I got a letter from Percy a few years back. He told me everything, about your death, how he had greatly reconnected with his family, and how he married Audrey and had two little girls, Lucy and Molly. He apologized, too, for how he had treated me in the end of our relationship. He admitted that he knew we were never meant to be, as I did, but he wished, as I do, that it had ended in a better time, on better terms.
I am happy that he is finally happy, and has opened his heart to someone who can better nourish him like I never really could. All we had together was mutual loneliness and intellect.

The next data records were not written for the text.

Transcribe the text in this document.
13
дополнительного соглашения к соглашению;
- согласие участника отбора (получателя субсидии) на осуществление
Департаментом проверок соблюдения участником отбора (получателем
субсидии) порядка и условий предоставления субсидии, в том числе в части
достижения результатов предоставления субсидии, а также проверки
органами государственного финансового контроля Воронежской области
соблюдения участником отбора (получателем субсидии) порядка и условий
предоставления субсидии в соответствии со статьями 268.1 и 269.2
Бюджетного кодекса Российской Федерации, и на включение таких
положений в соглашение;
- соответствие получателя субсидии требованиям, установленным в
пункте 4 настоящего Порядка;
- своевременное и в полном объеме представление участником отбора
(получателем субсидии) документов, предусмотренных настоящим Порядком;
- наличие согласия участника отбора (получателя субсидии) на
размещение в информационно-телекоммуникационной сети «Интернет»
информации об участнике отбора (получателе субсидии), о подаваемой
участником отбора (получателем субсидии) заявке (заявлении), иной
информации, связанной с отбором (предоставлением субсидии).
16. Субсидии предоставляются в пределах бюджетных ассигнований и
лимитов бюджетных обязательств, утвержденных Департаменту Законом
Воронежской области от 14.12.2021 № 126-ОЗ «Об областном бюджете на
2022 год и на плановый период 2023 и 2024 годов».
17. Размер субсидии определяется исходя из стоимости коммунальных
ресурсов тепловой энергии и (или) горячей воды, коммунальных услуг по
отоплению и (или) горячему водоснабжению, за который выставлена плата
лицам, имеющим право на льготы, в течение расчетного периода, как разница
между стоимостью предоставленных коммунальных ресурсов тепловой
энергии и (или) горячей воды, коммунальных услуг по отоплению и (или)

A relationship can't survive on that alone. I haven't told him as much, of course. It took me a long time to realize this on my own, and he'll have to do the same if he hasn't already.
I haven't done much with myself in these past…nineteen years? Probably much longer than tat since I last spoke with anyone else in your family. Not married, working at a Muggle hospital part time, and part time at St. Mungos. I haven't really figured what I want to do yet, except maybe figure out a way to start merging Muggle and Wizarding medicines. There's so much we can actually learn from each other if we can only move past the bigotry we all have.
I don't know if this letter was helpful at all. It certainly wasn't sappy, I don't think, so I don't think I made you sad. I just wrote this because…well, you were a part of my life, even at a distance. And everyone deserves to know how they touched people's lives. You deserve to know that you were so loved, Fred Weasley. By everyone you met. I doubt that even a single being on this earth could find it in their heart to ever truly hate you.
Fare thee well, Fred. Take care of yourself wherever you are. I hope your looking down on all of us.
George nodded his head as he finished Penelope's letter. She was right - it wasn't a particularly sad, sappy letter that made him cry and reevaluate himself and Fred and the pain he was feeling. But she had had some important things to say, and if he was being honest, he was very glad she had written to Fred. Even though her letter had mainly been about Percy.
But then, Percy had been there at the end of Fred's life, and Percy had blamed himself for so long about Fred's death. George had never blamed him. It was a tragic accident in the middle of a war, and the only one George blamed in the end was Voldemort and the decisions that sad, twisted soul had made. Killing hundreds of people, corrupting good souls, killing parents and brothers and children and sisters, husbands and wives, friends, people who deserved to live a life that they chose, not that was chosen for them.
"And isn't that the hard truth." George sighed to the empty room.